Hoy también son muchos los contextos en los que la fe cristiana
se retiene un absurdo, algo para personas débiles y poco inteligentes,
contextos en los que se prefieren otras seguridades distintas a la que ella
propone, como la tecnología, el dinero, el éxito, el poder o el placer.
Hablamos de ambientes en los que no es fácil testimoniar y
anunciar el Evangelio y donde se ridiculiza a quien cree, se le obstaculiza y
desprecia, o, a lo sumo, se le soporta y compadece. Y, sin embargo,
precisamente por esto, son lugares en los que la misión es más urgente, porque
la falta de fe lleva a menudo consigo dramas como la pérdida del sentido de la
vida, el olvido de la misericordia, la violación de la dignidad de la persona
en sus formas más dramáticas, la crisis de la familia y tantas heridas más que
acarrean no poco sufrimiento a nuestra sociedad.
No faltan tampoco los contextos en los que Jesús, aunque
apreciado como hombre, es reducido solamente a una especie de líder carismático
o a un superhombre, y esto no sólo entre los no creyentes, sino incluso entre
muchos bautizados, que de ese modo terminan viviendo, en este ámbito, un
ateísmo de hecho.
Este es el mundo que nos ha sido confiado, y en el que, como
enseñó muchas veces el Papa Francisco, estamos llamados a dar testimonio de la
fe gozosa en Jesús Salvador. Por esto, también para nosotros, es esencial
repetir: «Tú eres el Mesías, el Hijo de Dios vivo» (Mt 16,16).

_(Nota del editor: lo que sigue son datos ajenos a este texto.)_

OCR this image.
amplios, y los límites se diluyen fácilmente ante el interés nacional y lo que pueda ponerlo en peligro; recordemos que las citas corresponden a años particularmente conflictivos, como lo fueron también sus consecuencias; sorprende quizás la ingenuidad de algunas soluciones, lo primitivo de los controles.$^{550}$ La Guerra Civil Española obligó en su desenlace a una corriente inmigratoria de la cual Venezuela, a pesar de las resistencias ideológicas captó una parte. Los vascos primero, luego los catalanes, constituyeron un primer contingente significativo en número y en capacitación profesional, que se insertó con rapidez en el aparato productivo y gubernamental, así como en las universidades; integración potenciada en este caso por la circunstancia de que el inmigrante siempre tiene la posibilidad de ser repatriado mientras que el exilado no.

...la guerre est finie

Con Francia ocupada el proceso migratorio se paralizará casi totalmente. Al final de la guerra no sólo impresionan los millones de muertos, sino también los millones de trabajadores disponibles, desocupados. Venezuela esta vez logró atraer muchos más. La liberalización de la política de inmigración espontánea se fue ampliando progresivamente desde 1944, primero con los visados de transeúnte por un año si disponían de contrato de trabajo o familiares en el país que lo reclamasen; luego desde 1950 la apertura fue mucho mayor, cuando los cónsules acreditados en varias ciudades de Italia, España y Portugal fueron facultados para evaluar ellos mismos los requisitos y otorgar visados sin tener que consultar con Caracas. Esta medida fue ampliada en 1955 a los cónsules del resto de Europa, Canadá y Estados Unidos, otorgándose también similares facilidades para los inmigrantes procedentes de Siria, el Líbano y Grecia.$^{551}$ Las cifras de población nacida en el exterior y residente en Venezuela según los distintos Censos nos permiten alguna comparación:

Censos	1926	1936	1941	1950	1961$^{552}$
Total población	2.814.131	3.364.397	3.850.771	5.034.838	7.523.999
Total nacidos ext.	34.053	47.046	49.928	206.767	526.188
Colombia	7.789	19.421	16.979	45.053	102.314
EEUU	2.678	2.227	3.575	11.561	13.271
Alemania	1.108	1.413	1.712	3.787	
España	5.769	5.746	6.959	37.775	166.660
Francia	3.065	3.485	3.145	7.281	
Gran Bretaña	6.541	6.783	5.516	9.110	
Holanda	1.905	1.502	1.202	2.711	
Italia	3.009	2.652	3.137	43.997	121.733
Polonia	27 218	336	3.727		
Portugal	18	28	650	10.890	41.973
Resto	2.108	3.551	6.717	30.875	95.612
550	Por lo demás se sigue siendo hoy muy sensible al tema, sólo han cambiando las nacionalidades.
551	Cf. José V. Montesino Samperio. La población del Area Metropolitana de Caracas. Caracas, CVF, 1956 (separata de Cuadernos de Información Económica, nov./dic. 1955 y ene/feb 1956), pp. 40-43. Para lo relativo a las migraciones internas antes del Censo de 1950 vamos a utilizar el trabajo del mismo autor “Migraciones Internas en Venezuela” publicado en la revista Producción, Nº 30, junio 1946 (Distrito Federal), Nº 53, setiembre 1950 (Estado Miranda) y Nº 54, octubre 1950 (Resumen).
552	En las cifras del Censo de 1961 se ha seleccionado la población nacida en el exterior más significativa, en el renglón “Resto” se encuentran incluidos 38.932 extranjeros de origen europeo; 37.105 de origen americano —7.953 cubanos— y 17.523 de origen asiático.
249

Es fundamental hacerlo antes de nada en nuestra relación
personal con Él, en el compromiso con un camino de conversión cotidiano. Pero
también, como Iglesia, viviendo juntos nuestra pertenencia al Señor y llevando
a todos la Buena Noticia (cf. CONCILIO VATICANO II, Const. dogmática, Lumen
gentium, 1).
Lo digo ante todo por mí, como Sucesor de Pedro, mientras inicio
mi misión de Obispo de la Iglesia que está en Roma, llamada a presidir en la
caridad la Iglesia universal, según la célebre expresión de S. Ignacio de
Antioquía (cf. Carta a los Romanos, Proemio). Él, conducido en cadenas a esta
ciudad, lugar de su inminente sacrificio, escribía a los cristianos que allí se
encontraban: «en ese momento seré verdaderamente discípulo de Cristo, cuando el
mundo ya no verá más mi cuerpo» (Carta a los Romanos, IV, 1). Hacía referencia
a ser devorado por las fieras del circo —y así ocurrió—, pero sus palabras
evocan en un sentido más general un compromiso irrenunciable para cualquiera
que en la Iglesia ejercite un ministerio de autoridad, desaparecer para que
permanezca Cristo, hacerse pequeño para que Él sea conocido y glorificado (cf.
Jn 3,30), gastándose hasta el final para que a nadie falte la oportunidad de
conocerlo y amarlo.
Que Dios me conceda esta gracia, hoy y siempre, con la ayuda de
la tierna intercesión de María, Madre de la Iglesia.